A common approach to treating many spins quantum mechanically is to truncate the Hilbert space at a specific number of excitations. This widely reduces the number of possible states. CollectiveSpins.jl offers generic functionality to truncate a system of spins at an arbitrary number of excitations. The following functions can be used, and are largely equivalent to the SpinBasis implemented in QuantumOptics.jl.

Example

Let us illustrate how to work with the reducedspin submodule. In the following example, we will compute the intensity radiation pattern of a regular chain of atoms in a subradiant state from A. Asenjo-Garcia et al, 10.1103/PhysRevX.7.031024 (Fig. 3b).

using CollectiveSpins
using QuantumOptics
using PyPlot

# Parameters
N = 50
M = 1 # Number of excitations
d = 0.33
pos = geometry.chain(d,N)
μ = [[1.0,0,0] for i=1:N]
S = SpinCollection(pos,μ)

# Collective effects
Ωmat = OmegaMatrix(S)
Γmat = GammaMatrix(S)

# Hilbert space
b = ReducedSpinBasis(N,M,M) # Basis from M excitations up to M excitations

# Effective Hamiltonian
spsm = [reducedsigmapsigmam(b, i, j) for i=1:N, j=1:N]
H_eff = dense(sum((Ωmat[i,j] - 0.5im*Γmat[i,j])*spsm[i, j] for i=1:N, j=1:N))

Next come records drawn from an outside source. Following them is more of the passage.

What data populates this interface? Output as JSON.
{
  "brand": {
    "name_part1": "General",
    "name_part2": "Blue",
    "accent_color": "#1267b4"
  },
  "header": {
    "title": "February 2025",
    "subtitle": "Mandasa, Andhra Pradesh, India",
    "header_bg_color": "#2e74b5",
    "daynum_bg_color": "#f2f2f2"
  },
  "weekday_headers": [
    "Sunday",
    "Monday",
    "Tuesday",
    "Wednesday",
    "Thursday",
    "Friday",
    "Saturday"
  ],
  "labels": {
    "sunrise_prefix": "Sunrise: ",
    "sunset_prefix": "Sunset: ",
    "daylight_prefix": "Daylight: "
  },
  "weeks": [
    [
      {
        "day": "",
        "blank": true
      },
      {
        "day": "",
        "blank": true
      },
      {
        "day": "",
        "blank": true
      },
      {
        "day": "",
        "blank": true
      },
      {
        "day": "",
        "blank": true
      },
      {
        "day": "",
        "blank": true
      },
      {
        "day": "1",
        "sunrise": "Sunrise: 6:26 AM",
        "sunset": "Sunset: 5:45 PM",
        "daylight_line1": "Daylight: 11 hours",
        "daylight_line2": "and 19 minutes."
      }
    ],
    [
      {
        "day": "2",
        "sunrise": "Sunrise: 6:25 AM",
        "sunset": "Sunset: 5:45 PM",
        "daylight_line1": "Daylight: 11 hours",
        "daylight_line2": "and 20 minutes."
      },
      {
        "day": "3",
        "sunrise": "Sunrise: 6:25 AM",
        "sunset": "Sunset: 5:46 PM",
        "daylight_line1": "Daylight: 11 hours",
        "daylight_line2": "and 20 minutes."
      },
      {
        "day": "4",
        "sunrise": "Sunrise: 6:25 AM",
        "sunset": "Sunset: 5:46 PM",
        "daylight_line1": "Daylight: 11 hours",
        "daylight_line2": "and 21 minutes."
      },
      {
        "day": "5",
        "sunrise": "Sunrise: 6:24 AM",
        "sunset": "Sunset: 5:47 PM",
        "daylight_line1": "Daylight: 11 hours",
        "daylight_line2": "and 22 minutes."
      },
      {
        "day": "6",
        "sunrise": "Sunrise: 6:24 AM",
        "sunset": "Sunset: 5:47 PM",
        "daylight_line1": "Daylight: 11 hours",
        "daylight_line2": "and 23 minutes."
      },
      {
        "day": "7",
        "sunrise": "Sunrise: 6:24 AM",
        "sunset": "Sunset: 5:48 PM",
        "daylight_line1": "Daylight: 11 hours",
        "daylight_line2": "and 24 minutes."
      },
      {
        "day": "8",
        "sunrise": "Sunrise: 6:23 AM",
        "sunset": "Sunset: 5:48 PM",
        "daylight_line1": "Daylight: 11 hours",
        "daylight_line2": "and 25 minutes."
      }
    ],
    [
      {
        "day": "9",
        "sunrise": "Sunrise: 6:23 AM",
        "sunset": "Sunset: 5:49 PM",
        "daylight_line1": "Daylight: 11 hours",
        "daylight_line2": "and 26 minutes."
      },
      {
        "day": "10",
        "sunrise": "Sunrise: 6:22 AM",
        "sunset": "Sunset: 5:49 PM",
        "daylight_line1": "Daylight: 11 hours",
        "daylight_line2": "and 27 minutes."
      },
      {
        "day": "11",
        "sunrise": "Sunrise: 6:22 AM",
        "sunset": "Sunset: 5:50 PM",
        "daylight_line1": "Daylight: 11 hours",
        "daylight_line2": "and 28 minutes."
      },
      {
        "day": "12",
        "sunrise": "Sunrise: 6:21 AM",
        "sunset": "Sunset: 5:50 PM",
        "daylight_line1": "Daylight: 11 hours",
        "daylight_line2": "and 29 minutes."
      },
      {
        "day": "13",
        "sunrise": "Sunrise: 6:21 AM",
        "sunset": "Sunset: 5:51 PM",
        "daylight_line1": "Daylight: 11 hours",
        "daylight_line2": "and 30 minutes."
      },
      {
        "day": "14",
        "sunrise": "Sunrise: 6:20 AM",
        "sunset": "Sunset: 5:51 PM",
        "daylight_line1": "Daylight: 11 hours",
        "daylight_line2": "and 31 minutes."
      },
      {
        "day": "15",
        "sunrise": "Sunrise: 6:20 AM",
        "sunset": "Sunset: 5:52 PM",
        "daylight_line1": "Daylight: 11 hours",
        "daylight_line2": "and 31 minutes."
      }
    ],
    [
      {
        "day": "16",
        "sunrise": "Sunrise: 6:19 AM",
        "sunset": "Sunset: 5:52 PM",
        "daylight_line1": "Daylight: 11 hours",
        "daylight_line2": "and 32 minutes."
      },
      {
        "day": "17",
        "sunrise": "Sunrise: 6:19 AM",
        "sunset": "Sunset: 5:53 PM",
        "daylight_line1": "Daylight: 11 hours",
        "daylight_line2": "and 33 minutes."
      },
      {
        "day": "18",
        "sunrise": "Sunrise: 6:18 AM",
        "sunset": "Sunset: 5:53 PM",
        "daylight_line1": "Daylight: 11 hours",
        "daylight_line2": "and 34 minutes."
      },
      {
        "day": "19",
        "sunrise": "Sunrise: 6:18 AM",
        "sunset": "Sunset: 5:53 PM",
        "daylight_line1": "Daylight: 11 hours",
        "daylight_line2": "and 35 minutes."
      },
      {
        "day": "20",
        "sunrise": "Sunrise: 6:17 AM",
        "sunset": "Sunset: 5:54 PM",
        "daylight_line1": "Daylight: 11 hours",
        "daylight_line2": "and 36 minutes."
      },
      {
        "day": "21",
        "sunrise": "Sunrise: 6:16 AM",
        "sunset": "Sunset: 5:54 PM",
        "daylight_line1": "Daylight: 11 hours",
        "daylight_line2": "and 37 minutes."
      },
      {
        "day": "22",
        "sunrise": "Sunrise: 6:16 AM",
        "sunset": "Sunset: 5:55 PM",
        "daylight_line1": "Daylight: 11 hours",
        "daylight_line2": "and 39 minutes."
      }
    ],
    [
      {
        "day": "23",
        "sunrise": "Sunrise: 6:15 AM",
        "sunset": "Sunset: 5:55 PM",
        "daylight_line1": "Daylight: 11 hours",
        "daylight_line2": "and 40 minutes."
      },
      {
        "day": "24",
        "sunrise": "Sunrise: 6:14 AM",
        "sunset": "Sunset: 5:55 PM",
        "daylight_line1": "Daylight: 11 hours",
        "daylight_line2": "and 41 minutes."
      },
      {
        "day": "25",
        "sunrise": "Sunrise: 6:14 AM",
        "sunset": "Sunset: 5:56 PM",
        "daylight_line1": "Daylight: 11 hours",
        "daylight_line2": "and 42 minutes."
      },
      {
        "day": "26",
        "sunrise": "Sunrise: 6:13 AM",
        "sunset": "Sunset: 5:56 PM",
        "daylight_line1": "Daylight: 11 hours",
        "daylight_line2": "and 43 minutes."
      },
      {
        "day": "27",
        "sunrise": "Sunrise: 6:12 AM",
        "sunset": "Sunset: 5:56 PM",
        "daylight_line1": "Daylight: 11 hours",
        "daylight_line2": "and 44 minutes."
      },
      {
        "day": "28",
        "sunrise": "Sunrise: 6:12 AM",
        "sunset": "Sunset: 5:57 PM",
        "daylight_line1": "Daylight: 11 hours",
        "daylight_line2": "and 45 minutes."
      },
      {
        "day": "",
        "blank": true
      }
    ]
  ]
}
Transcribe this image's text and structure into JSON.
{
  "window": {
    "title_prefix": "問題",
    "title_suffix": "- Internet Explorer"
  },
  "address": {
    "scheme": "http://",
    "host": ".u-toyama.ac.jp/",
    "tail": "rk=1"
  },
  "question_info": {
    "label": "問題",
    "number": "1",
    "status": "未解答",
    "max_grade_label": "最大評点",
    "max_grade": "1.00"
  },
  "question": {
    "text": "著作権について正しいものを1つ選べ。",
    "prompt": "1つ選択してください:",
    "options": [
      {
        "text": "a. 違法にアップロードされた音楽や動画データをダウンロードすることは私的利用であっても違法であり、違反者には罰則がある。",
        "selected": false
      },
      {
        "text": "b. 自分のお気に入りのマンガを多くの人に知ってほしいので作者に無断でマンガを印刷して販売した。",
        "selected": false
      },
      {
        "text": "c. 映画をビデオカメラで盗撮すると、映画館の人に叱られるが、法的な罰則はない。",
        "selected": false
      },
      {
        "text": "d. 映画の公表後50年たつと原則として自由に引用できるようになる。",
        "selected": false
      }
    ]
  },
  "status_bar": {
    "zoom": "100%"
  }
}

# Find the most subradiant eigenstate
λ, states = eigenstates(H_eff; warning=false)
γ = -2 .* imag.(λ)
s_ind = findmin(γ)[2]
ψ = states[s_ind]

# Compute the radiation pattern
function G(r,i,j) # Green's Tensor overlap
    G_i = GreenTensor(r-pos[i])
    G_j = GreenTensor(r-pos[j])
    return μ[i]' * (G_i'*G_j) * μ[j]
end
function intensity(r) # The intensity ⟨E⁻(r)⋅E⁺(r)⟩
    real(sum(expect(spsm[i,j], ψ)*G(r,i,j) for i=1:N, j=1:N))
end

y = -50d:2d:50d
z = 5d
x = y .+ 0.5d*(N-1)
I = zeros(length(x), length(y))
for i=1:length(x), j=1:length(y)
    I[i,j] = intensity([x[i],y[j],z])
end

# Plot
figure(figsize=(9,4))
contourf(x./d,y./d,I',30)
for p in pos
    plot(p[1]./d,p[2],"o",color="w",ms=2)
end
xlabel("x/d")
ylabel("y/d")
colorbar(label="Intensity",ticks=[])
tight_layout()